In conventional modeling methods, laminated structures are defined on an element (or segmented surface) basis. When the laminated structure of each region is different, as shown in Fig. 8, it is necessary to define the number of layers in each region, the material constants for each layer, and the principal axis of each layer. On the other hand, the definition method in ACP involves specifying the layer units, and it is possible to stack arbitrary materials by specifying the region sequentially from the bottom surface. This procedure is similar to the creation process of the actual material, so the modeling can be performed intuitively, and the more complex the model becomes, the more efficiently the process can be applied with fewer menu operations compared to conventional approaches.
These differences in specifications have a significant impact not only when defining the laminate structure, but also when making modifications. The composite material design process often involves trial and error tasks such as deleting certain layers, changing the material of layers, and interchanging the order of laminates. Even when such modifications are performed, operational efficiency is greatly improved by the ACP definition specifications. These sophisticated approaches to laminated structures improve work efficiency and play an important role in reducing the probability of human error.

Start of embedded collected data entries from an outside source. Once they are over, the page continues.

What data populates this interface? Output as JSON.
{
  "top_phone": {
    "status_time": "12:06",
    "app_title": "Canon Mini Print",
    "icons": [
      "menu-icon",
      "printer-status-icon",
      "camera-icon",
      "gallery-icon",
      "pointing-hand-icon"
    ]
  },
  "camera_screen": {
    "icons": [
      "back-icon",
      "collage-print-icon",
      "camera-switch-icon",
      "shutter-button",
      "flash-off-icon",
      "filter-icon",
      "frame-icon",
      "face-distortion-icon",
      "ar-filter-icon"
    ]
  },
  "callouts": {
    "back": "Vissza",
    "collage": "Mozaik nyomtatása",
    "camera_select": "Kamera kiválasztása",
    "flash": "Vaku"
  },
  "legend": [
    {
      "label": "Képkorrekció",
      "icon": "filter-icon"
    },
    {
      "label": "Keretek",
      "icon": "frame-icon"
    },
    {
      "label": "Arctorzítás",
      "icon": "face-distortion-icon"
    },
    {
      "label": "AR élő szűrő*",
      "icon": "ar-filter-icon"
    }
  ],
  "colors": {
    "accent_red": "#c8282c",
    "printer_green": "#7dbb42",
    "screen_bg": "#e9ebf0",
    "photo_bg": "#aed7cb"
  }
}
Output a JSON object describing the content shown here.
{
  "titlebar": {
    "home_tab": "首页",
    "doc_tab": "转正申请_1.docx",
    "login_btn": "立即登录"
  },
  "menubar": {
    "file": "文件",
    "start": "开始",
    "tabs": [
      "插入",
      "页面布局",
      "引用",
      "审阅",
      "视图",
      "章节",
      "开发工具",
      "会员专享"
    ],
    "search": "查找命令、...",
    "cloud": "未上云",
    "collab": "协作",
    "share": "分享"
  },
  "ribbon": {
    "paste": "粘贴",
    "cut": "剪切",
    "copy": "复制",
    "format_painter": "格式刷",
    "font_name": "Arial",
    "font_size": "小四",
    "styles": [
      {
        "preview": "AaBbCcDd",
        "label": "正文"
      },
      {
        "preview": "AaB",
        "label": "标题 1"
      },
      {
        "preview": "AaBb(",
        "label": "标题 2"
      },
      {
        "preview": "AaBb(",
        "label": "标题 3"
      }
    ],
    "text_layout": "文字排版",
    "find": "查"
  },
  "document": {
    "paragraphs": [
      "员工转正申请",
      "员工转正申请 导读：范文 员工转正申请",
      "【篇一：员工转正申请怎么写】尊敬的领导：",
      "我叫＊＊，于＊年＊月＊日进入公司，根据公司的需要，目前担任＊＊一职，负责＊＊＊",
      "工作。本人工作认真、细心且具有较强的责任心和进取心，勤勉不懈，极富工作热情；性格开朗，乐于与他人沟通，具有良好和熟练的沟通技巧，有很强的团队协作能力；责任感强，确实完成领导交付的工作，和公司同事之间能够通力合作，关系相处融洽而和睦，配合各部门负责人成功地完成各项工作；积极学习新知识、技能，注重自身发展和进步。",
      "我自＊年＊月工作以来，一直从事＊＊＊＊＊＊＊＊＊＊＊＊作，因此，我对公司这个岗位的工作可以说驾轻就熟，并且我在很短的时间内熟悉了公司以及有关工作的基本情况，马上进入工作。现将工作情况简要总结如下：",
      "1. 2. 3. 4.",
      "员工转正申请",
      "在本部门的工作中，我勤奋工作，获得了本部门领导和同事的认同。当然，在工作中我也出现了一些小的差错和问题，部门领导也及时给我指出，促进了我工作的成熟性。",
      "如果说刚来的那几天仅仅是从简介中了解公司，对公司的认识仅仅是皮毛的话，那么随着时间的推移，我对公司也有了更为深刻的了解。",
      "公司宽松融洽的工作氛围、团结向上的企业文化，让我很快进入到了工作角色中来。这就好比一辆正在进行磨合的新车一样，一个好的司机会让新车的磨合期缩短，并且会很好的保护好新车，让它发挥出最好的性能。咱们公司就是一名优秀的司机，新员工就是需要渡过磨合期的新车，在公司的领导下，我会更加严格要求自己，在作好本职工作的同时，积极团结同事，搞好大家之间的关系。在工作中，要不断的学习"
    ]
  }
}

Fig. 9 - Differences between the conventional method and the ACP method for defining a material’s principal axis
Definition of the oriented direction: Departure from the definition method based on the local coordinate system
In an anisotropic composite material, the orientation of the material’s major axis must be defined. The conventional Ansys Mechanical definition method for a material’s principal axis is to create a coordinate system that specifies its orientation and which references the coordinate system in any family of elements. In the case of a model in which the material’s principal axis is curved, a technique of arranging a cylindrical coordinate system at the center of the curvature and aligning the material’s principal axis in the angular direction was used. While this can be very effective for simple, cylindrical models, it is necessary to create a large number of cylindrical coordinates when applying it to structures with complex curved surfaces, which is work intensive.
On the other hand, the methods of defining the material’s principal axis by ACP are extremely diverse, and were devised to handle the various complex geometric shapes found in composite materials.
Fig. 9 is an example of a partial definition. It is also possible to define the material’s principal axis along the lines that configure the model. This is an extremely useful tool for models with complex shapes. The drape simulation function in ACP enables engineers to predict changes in fiber orientation once a flat composite material is shaped on a curved surface; these results can also be used as the material’s principal axis for structural analysis.